I would be surprised if this product takes off.

Firstly it would have to be cheaper than what an ISP is currently paying BT for bandwidth otherwise it would be cheaper for the ISP to just buy more bandwidth to accommodate the video. I am waiting for info on the pricing but my gut feel tells me it will be more expensive – BT’s selling point is quality here.

Secondly I haven’t seen a problem where video quality sucks other than on low bandwidth connections and this product would not fix that (silk purse/sow’s ear). Admittedly my own experience is of business broadband rather than consumer but I suspect the point remains. This position could well change of course as more and more people watch video online.

BT Wholesale Content Connect (WCC) is a product that inserts the “paid for” content into the network near to the end user, avoiding the ISPs own backhaul connection. There are three levels – basic, standard and premium. Only basic has been launched.

Basic does use the ISPs own backhaul as opposed to inserting the content after this point. Standard and premium will be available to the few ISPs that use PTA to connect to the network (as opposed to L2TP – sorry for the acronyms) and operate their own backhaul as opposed to BTW’s shared WBMC service.
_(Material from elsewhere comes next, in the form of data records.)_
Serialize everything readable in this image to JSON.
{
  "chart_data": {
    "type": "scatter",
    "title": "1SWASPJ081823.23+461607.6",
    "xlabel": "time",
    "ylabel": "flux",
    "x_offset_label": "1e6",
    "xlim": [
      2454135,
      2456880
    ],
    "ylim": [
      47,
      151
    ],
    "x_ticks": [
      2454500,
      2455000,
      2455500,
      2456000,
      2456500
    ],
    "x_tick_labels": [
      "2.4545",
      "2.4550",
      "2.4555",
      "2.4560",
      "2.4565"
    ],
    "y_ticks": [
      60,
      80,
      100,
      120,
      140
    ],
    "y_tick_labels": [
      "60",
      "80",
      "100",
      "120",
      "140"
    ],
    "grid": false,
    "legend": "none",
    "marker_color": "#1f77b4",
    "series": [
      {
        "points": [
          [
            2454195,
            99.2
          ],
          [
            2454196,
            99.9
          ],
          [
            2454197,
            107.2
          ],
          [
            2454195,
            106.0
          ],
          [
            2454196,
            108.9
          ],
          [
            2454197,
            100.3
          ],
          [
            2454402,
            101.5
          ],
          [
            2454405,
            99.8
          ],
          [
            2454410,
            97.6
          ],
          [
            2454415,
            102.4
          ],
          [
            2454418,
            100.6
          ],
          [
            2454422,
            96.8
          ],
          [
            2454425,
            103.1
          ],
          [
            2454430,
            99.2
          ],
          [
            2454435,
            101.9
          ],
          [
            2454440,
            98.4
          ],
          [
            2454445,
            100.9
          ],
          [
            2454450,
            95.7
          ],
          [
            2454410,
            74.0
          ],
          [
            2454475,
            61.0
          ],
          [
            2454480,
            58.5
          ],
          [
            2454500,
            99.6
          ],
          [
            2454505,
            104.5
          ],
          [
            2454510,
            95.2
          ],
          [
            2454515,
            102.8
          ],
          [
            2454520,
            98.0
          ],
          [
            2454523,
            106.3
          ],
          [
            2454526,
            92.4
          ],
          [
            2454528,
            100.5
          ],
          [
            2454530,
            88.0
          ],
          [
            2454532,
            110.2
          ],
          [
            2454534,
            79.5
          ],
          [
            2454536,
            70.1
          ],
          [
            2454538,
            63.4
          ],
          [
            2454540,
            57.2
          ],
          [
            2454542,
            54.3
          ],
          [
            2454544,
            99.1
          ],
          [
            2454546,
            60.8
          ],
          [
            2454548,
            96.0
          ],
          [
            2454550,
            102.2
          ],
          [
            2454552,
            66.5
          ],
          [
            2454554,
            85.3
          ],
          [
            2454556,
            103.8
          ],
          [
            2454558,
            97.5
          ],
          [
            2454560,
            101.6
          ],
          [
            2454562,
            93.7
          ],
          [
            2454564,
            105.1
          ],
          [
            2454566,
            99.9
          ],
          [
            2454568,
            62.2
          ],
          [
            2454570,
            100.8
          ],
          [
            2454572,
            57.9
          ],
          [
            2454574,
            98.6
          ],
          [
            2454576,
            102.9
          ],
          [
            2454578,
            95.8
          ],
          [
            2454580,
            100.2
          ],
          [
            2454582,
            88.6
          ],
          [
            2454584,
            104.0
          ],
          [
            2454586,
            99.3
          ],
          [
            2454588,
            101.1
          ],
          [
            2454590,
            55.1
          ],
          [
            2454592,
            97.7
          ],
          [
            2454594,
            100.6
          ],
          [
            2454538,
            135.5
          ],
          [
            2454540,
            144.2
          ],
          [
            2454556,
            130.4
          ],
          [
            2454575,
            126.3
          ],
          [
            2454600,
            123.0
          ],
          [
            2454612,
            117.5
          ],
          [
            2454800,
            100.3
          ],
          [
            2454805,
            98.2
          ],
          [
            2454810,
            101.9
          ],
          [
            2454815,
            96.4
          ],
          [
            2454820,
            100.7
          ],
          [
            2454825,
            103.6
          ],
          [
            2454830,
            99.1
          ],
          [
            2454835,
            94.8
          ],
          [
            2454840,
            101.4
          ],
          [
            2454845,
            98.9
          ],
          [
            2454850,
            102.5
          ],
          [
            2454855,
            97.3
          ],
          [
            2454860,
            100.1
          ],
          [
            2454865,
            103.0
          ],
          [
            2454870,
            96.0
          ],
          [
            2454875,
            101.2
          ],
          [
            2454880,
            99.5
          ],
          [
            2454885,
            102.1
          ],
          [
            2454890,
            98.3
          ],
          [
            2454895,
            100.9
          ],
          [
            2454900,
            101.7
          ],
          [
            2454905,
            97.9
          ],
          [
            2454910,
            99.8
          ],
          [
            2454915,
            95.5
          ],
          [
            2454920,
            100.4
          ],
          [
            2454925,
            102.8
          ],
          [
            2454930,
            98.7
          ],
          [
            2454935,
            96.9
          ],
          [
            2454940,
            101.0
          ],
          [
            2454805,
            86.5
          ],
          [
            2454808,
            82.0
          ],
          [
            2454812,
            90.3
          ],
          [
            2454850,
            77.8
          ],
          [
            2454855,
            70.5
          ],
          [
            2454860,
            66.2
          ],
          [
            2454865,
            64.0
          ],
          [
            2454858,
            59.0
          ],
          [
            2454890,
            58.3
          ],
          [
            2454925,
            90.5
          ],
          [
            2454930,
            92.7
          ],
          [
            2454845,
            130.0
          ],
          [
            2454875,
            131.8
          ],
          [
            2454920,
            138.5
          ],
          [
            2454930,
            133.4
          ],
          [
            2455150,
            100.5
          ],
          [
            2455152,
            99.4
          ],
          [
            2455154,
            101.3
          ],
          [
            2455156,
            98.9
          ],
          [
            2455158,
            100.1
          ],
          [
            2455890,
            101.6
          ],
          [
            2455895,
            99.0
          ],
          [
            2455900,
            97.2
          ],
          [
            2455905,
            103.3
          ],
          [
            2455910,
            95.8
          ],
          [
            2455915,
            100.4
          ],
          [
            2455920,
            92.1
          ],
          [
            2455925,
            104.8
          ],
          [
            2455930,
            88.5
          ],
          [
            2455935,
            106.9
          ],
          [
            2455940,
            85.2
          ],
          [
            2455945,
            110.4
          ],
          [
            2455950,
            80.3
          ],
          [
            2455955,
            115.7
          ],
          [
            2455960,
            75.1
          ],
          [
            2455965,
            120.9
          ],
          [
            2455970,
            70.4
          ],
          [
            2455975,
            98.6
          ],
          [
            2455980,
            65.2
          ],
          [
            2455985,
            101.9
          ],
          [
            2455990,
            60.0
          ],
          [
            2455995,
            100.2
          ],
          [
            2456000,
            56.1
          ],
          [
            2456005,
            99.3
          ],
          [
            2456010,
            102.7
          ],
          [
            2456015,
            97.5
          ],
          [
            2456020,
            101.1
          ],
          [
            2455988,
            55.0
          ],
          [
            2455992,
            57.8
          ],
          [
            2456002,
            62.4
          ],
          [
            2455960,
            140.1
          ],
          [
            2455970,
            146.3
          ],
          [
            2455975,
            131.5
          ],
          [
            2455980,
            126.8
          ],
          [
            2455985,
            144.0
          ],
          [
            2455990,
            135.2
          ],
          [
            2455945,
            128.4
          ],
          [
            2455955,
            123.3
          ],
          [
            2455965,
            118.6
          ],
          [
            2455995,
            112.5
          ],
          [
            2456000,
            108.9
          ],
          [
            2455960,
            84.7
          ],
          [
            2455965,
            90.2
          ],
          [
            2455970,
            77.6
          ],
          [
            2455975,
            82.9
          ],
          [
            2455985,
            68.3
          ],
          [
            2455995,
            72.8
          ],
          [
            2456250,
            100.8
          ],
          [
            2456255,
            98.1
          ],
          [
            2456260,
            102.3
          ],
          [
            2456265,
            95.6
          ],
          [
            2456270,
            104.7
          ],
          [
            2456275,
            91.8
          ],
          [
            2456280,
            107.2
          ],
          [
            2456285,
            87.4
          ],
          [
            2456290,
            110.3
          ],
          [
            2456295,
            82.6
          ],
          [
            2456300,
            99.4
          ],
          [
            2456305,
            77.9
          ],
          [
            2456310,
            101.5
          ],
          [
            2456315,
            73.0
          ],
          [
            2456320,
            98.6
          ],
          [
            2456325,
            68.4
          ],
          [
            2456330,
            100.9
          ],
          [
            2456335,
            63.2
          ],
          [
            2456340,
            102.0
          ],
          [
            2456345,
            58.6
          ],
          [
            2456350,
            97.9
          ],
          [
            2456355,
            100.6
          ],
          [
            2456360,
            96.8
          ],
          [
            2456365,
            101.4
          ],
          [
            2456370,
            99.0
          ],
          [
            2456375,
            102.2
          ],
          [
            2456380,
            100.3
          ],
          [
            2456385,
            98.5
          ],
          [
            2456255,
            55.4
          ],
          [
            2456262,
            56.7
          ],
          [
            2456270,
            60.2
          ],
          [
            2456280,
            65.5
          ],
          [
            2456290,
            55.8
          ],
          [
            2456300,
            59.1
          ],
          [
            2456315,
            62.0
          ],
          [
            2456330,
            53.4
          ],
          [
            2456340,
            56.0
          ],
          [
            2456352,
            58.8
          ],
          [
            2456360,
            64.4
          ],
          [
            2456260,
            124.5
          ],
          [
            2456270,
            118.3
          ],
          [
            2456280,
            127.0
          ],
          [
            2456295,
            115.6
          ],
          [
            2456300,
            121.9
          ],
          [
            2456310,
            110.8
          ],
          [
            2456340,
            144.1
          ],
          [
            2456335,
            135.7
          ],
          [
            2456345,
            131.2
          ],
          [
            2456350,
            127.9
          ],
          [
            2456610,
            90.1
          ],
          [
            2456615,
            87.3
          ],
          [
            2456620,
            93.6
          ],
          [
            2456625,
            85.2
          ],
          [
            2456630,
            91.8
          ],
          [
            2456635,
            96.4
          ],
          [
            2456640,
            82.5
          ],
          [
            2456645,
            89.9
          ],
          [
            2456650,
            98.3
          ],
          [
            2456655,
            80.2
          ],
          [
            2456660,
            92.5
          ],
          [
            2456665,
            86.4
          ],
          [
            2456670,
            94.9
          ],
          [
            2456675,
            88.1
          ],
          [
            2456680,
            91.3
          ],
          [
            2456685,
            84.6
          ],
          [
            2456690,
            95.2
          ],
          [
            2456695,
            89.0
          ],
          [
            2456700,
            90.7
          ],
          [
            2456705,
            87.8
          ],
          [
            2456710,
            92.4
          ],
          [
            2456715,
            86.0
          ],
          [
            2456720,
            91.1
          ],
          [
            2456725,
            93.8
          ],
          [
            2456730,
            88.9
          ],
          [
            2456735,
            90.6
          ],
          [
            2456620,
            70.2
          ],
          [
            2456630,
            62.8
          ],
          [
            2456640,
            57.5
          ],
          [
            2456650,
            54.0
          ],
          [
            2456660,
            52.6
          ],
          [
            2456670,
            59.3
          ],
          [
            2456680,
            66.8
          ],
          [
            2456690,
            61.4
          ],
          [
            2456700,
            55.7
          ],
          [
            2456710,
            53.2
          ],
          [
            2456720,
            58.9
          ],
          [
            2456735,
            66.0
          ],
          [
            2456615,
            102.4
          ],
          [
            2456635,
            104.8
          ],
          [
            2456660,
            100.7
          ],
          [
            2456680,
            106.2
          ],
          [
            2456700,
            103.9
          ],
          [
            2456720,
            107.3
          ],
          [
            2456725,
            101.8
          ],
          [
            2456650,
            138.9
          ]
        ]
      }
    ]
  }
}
This might make sense commercially as I can’t see a CP striking agreements with hundreds of ISPs for what might be a very low number of video streams. An aggregator might – is BT going up against the likes of Akamai and Limelight – global players? In which case I still need to understand the benefit to the ISP? I guess where I am coming to is that I can’t see CPs today doing a deal with anyone here. This might change if people are willing to pay more for premium content – eg HD or 3D HD.
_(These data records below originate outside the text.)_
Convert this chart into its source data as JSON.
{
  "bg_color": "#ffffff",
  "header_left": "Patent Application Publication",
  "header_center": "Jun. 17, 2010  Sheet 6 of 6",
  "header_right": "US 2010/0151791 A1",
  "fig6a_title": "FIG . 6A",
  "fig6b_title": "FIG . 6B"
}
The other point is that there are already Content Delivery Networks out there so this is just another one. Existing CDNs inject content into an ISP’s core network as a cheaper way for both the ISP and content providers of delivering the content than via internet transit. BT and their ISP partners will have to sell BTWCC as a better overall deal but I can’t see content providers paying for bandwidth that is currently paid for by the ISP. Moreover CDNs operate internationally and not just in a single country! Why would a Content Provider want to deal with a CDN that only operated in the UK?

Now correct me if I’m wrong but I think that there is only one ISP in the UK that uses PTA – BT Retail (BTR) or two if you want to include BT Plus Net. There are technical reasons why ISPs don’t use PTA, not the least of which is that it doesn’t currently support IPv6 or L2TP forwarding.
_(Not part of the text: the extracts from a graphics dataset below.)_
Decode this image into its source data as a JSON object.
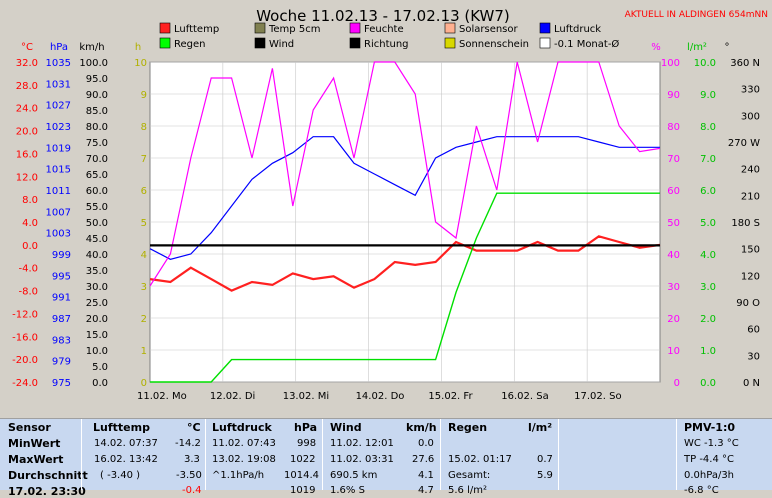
{
  "chart_data": {
    "type": "line",
    "title": "Woche 11.02.13 - 17.02.13 (KW7)",
    "station_note": "AKTUELL IN ALDINGEN 654mNN",
    "x_ticks": [
      "11.02.",
      "Mo",
      "12.02.",
      "Di",
      "13.02.",
      "Mi",
      "14.02.",
      "Do",
      "15.02.",
      "Fr",
      "16.02.",
      "Sa",
      "17.02.",
      "So"
    ],
    "axes": {
      "temp_c": {
        "unit": "°C",
        "ticks": [
          "32.0",
          "28.0",
          "24.0",
          "20.0",
          "16.0",
          "12.0",
          "8.0",
          "4.0",
          "0.0",
          "-4.0",
          "-8.0",
          "-12.0",
          "-16.0",
          "-20.0",
          "-24.0"
        ],
        "min": -24,
        "max": 32
      },
      "pressure": {
        "unit": "hPa",
        "ticks": [
          "1035",
          "1031",
          "1027",
          "1023",
          "1019",
          "1015",
          "1011",
          "1007",
          "1003",
          "999",
          "995",
          "991",
          "987",
          "983",
          "979",
          "975"
        ],
        "min": 975,
        "max": 1035
      },
      "wind": {
        "unit": "km/h",
        "ticks": [
          "100.0",
          "95.0",
          "90.0",
          "85.0",
          "80.0",
          "75.0",
          "70.0",
          "65.0",
          "60.0",
          "55.0",
          "50.0",
          "45.0",
          "40.0",
          "35.0",
          "30.0",
          "25.0",
          "20.0",
          "15.0",
          "10.0",
          "5.0",
          "0.0"
        ],
        "min": 0,
        "max": 100
      },
      "sun": {
        "unit": "h",
        "ticks": [
          "10",
          "9",
          "8",
          "7",
          "6",
          "5",
          "4",
          "3",
          "2",
          "1",
          "0"
        ],
        "min": 0,
        "max": 10
      },
      "humidity": {
        "unit": "%",
        "ticks": [
          "100",
          "90",
          "80",
          "70",
          "60",
          "50",
          "40",
          "30",
          "20",
          "10",
          "0"
        ],
        "min": 0,
        "max": 100
      },
      "rain": {
        "unit": "l/m²",
        "ticks": [
          "10.0",
          "9.0",
          "8.0",
          "7.0",
          "6.0",
          "5.0",
          "4.0",
          "3.0",
          "2.0",
          "1.0",
          "0.0"
        ],
        "min": 0,
        "max": 10
      },
      "direction": {
        "unit": "°",
        "ticks": [
          "360 N",
          "330",
          "300",
          "270 W",
          "240",
          "210",
          "180 S",
          "150",
          "120",
          "90 O",
          "60",
          "30",
          "0 N"
        ],
        "min": 0,
        "max": 360
      }
    },
    "legend": [
      {
        "label": "Lufttemp",
        "color": "#ff2020"
      },
      {
        "label": "Temp 5cm",
        "color": "#808050"
      },
      {
        "label": "Feuchte",
        "color": "#ff00ff"
      },
      {
        "label": "Solarsensor",
        "color": "#ffb090"
      },
      {
        "label": "Luftdruck",
        "color": "#0000ff"
      },
      {
        "label": "Regen",
        "color": "#00ff00"
      },
      {
        "label": "Wind",
        "color": "#000000"
      },
      {
        "label": "Richtung",
        "color": "#000000"
      },
      {
        "label": "Sonnenschein",
        "color": "#d8d800"
      },
      {
        "label": "-0.1 Monat-Ø",
        "color": "#ffffff"
      }
    ],
    "series": [
      {
        "name": "Lufttemp",
        "axis": "temp_c",
        "values": [
          -6.0,
          -6.5,
          -4.0,
          -6.0,
          -8.0,
          -6.5,
          -7.0,
          -5.0,
          -6.0,
          -5.5,
          -7.5,
          -6.0,
          -3.0,
          -3.5,
          -3.0,
          0.5,
          -1.0,
          -1.0,
          -1.0,
          0.5,
          -1.0,
          -1.0,
          1.5,
          0.5,
          -0.5,
          0.0
        ]
      },
      {
        "name": "Luftdruck",
        "axis": "pressure",
        "values": [
          1000,
          998,
          999,
          1003,
          1008,
          1013,
          1016,
          1018,
          1021,
          1021,
          1016,
          1014,
          1012,
          1010,
          1017,
          1019,
          1020,
          1021,
          1021,
          1021,
          1021,
          1021,
          1020,
          1019,
          1019,
          1019
        ]
      },
      {
        "name": "Feuchte",
        "axis": "humidity",
        "values": [
          30,
          40,
          70,
          95,
          95,
          70,
          98,
          55,
          85,
          95,
          70,
          100,
          100,
          90,
          50,
          45,
          80,
          60,
          100,
          75,
          100,
          100,
          100,
          80,
          72,
          73
        ]
      },
      {
        "name": "Regen",
        "axis": "rain",
        "values": [
          0.0,
          0.0,
          0.0,
          0.0,
          0.7,
          0.7,
          0.7,
          0.7,
          0.7,
          0.7,
          0.7,
          0.7,
          0.7,
          0.7,
          0.7,
          2.8,
          4.5,
          5.9,
          5.9,
          5.9,
          5.9,
          5.9,
          5.9,
          5.9,
          5.9,
          5.9
        ]
      },
      {
        "name": "Monat-Ø",
        "axis": "temp_c",
        "values": [
          -0.1,
          -0.1
        ]
      }
    ]
  },
  "table": {
    "sensor": {
      "title": "Sensor",
      "rows": [
        "MinWert",
        "MaxWert",
        "Durchschnitt",
        "17.02. 23:30"
      ]
    },
    "lufttemp": {
      "title": "Lufttemp",
      "unit": "°C",
      "rows": [
        [
          "14.02.  07:37",
          "-14.2"
        ],
        [
          "16.02.  13:42",
          "3.3"
        ],
        [
          "( -3.40 )",
          "-3.50"
        ],
        [
          "",
          "-0.4"
        ]
      ]
    },
    "luftdruck": {
      "title": "Luftdruck",
      "unit": "hPa",
      "rows": [
        [
          "11.02.  07:43",
          "998"
        ],
        [
          "13.02.  19:08",
          "1022"
        ],
        [
          "^1.1hPa/h",
          "1014.4"
        ],
        [
          "",
          "1019"
        ]
      ]
    },
    "wind": {
      "title": "Wind",
      "unit": "km/h",
      "rows": [
        [
          "11.02.  12:01",
          "0.0"
        ],
        [
          "11.02.  03:31",
          "27.6"
        ],
        [
          "690.5 km",
          "4.1"
        ],
        [
          "1.6% S",
          "4.7"
        ]
      ]
    },
    "regen": {
      "title": "Regen",
      "unit": "l/m²",
      "rows": [
        [
          "15.02.  01:17",
          "0.7"
        ],
        [
          "Gesamt:",
          "5.9"
        ],
        [
          "5.6 l/m²",
          ""
        ],
        [
          "",
          ""
        ]
      ]
    },
    "pmv": {
      "title": "PMV-1:0",
      "rows": [
        "WC -1.3 °C",
        "TP -4.4 °C",
        "0.0hPa/3h",
        "-6.8 °C"
      ]
    }
  }
}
In the absence of there being an obvious business model for the ISP what other motives might there be for the launch of the WCC product? It could be that BT is lining up BT Retail to offer a product that is unavailable to the rest of the market even though to Ofcom’s eyes it is being made available as a product through BTW. This might offer BTR a competitive advantage over other major consumer ISPs in being able to provide a guaranteed video product.

From a cost perspective it wouldn’t matter how much BTW charged BTR for this because it would all be recovered at the group level. I’m not saying that this is the motive but it could be one.

Coming back to the opening paragraph there is a scenario that this isn’t a NetNeutrality issue at all but a UK competition law issue. Time will tell – a real business model might appear.

I would say that from a Net Neutrality perspective this is all a fuss over nothing and the advice to politicians is still to sit on the fence. Ofcom might want to consider taking a microscope to the product though, just to be on the safe side. It certainly could add to the argument in favour of breaking up BT into its components. As far as ISPs go those of us who aren’t consumer players aren’t yet involved in the debate. As far as BT goes its cards are currently right up against its chest so who knows whether WCC, as advertised, is a good business or not.

Link to BT video

Sorry about all the acronyms. If they mean nothing to you I would just brush over them and go for the general gist.